Yeah right. And all we need to safely pass in rvalue references
is exactly the constraint that they won't escape. And scope
alone doesn't imply pass-by-ref (`in` params aren't currently
passed by ref).
Whether a reference escapes is an orthogonal issue. The return
attribute is for dealing with that. The function should be able
to return by ref or not and still accept both rvalues and lvalues
for its parameters. As long as the temporary variable created for
holding an rvalue exists for the duration of the statement that
the function call is in, it doesn't matter. It should be
perfectly fine to have the function return one of its ref
arguments by ref (and thus avoid a copy), even if it was
originally an rvalue, because it have been assigned to an lvalue
that would be around long enough. The only issue arises when the
caller then returns the return value by ref, in which case that's
going to be illegal without the return attribute. But in general,
the fact that a ref to an argument could be returned by ref is
orthogonal to being able to pass in both lvalues and rvalues,
because the rvalues all have to become lvalues to be passed in
anyway, in which case, you're in exactly the same place with
regards to safety that you are with normal ref.

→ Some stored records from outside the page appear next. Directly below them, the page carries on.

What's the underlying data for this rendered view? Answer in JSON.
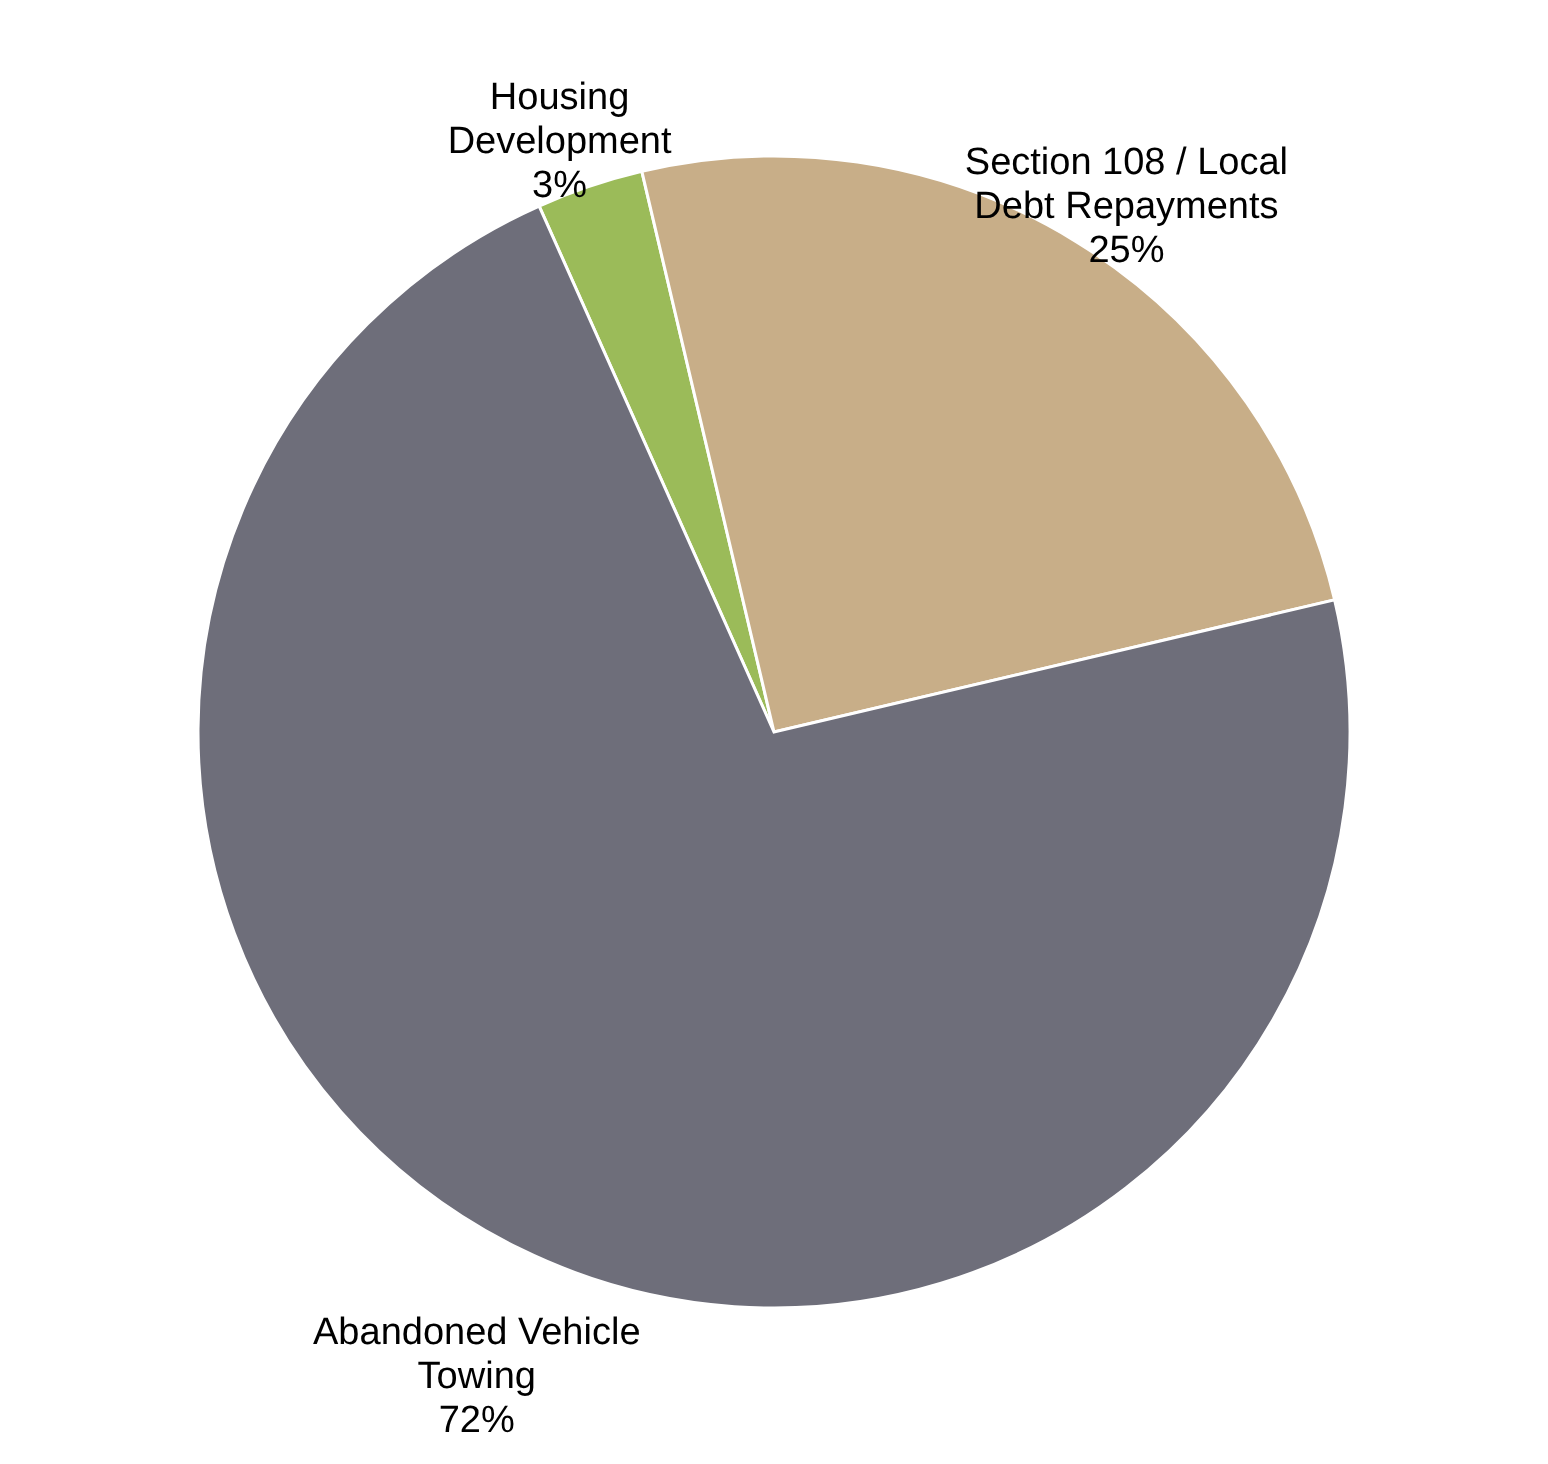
{
  "chart_data": {
    "type": "pie",
    "categories": [
      "Housing\nDevelopment",
      "Section 108 / Local\nDebt Repayments",
      "Abandoned Vehicle\nTowing"
    ],
    "values": [
      3,
      25,
      72
    ],
    "value_labels": [
      "3%",
      "25%",
      "72%"
    ],
    "colors": [
      "#9bbb59",
      "#c8ae88",
      "#6e6e7a"
    ]
  }
}
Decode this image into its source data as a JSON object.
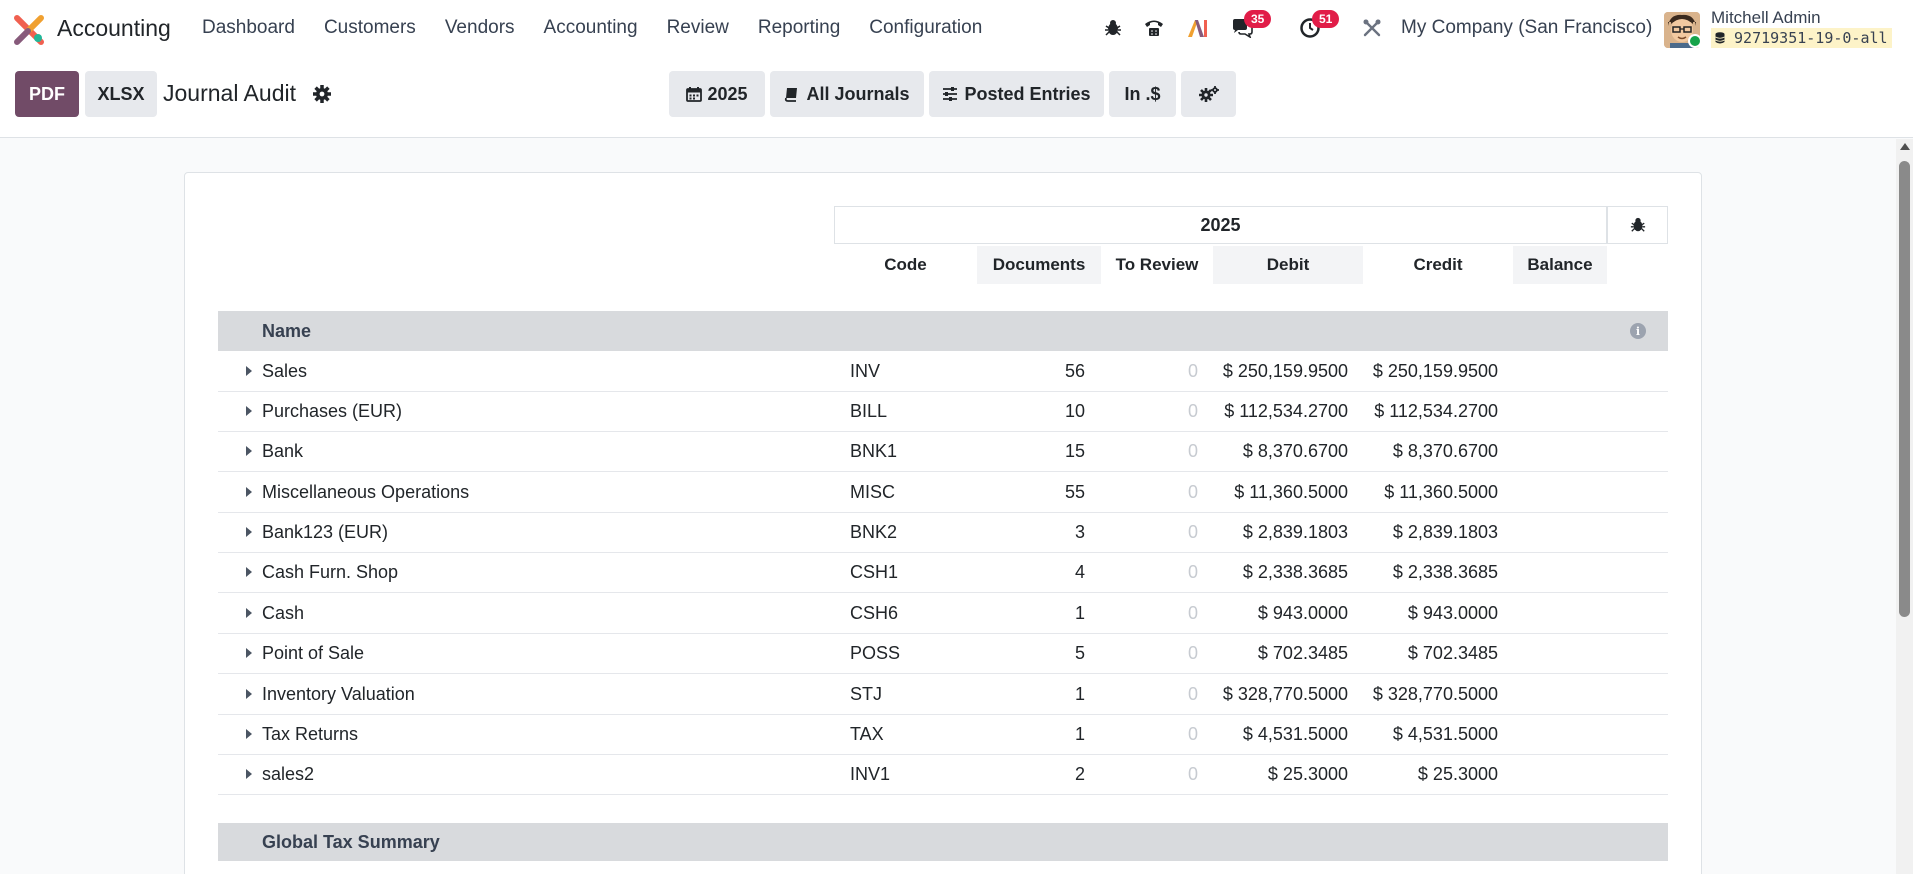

[...] Before we can even consider what something like scope
ref might mean, we'd have to properly define what scope means.

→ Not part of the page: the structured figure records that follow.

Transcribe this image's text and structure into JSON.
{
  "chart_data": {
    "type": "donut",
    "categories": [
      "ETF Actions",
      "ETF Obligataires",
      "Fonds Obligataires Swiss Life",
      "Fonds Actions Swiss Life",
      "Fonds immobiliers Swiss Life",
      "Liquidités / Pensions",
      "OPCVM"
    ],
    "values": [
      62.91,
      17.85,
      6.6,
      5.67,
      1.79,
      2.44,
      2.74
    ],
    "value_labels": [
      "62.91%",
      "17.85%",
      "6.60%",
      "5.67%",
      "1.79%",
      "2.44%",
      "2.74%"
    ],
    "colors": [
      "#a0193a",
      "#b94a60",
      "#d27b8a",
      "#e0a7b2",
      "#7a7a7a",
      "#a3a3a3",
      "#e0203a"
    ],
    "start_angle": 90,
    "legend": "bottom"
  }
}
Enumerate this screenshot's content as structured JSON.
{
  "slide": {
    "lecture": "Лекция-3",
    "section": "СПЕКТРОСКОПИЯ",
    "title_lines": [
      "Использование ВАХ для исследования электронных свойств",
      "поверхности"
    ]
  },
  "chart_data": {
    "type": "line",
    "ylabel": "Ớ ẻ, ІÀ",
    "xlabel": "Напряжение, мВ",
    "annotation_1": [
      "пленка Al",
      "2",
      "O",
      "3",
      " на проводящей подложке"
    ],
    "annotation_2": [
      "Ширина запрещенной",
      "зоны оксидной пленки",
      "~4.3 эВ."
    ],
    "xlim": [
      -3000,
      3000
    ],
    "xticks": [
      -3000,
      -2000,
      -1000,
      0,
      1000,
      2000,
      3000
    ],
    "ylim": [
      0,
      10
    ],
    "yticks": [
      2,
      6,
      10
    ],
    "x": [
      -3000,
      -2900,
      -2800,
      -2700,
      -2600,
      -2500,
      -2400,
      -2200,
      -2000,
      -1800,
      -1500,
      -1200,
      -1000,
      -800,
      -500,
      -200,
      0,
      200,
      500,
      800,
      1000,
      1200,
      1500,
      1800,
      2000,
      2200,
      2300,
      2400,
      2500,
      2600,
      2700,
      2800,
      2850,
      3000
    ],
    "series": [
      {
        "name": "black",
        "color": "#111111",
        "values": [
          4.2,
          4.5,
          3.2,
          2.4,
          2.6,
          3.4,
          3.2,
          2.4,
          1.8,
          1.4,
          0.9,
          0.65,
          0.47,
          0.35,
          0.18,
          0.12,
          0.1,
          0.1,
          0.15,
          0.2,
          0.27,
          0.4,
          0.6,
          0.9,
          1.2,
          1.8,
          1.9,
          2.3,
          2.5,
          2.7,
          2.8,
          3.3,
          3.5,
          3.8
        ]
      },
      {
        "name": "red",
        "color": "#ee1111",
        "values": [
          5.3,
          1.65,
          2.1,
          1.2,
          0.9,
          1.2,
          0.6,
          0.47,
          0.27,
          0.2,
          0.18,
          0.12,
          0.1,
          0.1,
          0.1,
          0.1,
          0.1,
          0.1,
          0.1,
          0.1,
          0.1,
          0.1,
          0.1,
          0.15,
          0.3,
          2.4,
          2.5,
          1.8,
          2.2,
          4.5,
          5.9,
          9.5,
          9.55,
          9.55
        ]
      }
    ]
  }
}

And all we have for it is the basic idea of what it's supposed
to do - none of the details - and trying to define scope ref
before defining what scope means in general could totally
hamstring us when properly defining scope later.

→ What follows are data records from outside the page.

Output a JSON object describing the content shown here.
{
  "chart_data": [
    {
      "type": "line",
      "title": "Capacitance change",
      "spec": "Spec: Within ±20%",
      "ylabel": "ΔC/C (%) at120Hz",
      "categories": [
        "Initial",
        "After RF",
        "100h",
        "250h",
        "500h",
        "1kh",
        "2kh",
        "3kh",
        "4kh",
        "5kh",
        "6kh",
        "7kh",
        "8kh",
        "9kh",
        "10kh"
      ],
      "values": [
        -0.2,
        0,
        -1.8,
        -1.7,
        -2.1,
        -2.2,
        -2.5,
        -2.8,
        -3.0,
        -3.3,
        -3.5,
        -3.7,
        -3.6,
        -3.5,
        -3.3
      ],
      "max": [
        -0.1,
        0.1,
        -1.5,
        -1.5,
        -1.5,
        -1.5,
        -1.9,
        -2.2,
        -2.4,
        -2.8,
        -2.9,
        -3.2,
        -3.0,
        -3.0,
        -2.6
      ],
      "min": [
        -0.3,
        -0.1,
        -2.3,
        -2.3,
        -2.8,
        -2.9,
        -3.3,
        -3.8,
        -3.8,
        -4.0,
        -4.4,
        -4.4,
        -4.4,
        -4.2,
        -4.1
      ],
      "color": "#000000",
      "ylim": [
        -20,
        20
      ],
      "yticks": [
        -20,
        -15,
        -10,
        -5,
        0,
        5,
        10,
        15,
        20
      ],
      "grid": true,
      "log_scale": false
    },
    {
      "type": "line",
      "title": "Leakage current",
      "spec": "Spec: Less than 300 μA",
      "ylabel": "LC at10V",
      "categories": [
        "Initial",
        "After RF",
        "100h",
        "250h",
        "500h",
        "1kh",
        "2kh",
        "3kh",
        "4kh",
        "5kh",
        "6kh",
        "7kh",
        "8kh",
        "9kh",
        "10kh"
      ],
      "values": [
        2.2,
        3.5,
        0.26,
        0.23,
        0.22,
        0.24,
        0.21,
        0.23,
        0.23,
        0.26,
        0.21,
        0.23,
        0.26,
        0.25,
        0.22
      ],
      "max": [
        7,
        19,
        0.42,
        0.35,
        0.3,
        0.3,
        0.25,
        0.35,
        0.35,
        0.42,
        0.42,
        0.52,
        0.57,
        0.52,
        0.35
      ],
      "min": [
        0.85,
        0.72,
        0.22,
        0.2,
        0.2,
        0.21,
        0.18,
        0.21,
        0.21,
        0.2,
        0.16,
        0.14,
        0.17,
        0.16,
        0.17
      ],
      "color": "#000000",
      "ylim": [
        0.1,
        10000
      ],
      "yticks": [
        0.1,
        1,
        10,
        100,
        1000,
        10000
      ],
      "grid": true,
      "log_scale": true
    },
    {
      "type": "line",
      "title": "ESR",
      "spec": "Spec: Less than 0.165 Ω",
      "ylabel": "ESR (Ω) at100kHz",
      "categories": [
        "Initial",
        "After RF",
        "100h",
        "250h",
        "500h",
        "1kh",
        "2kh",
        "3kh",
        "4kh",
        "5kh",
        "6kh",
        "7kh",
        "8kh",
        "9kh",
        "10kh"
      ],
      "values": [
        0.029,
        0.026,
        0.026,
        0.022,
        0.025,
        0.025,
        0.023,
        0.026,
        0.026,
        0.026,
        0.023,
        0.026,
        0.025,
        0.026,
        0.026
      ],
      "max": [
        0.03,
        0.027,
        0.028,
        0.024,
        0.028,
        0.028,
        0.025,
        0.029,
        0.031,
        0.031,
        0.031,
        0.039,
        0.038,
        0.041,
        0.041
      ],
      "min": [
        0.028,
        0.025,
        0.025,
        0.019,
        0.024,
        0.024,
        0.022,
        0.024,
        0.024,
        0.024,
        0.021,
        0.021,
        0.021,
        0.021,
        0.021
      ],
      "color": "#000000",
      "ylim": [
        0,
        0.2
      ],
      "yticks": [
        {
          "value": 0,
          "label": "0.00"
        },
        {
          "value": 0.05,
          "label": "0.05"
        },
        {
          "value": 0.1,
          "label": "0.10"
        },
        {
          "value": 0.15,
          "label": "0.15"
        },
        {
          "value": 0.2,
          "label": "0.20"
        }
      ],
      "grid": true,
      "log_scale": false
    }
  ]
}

Is there a roadmap for "later"? It seems like these things
always just get postponed, further postponed and never really
done.
Perhaps so, but just because scope hasn't properly defined yet
isn't a reason to use it for something else entirely right now -
especially when whether the lvalue that gets passed into the
function is returned by ref is an orthogonal issue to having a
type of ref which accepts an rvalue and silently converts it to
an lvalue so that it can be passed by ref.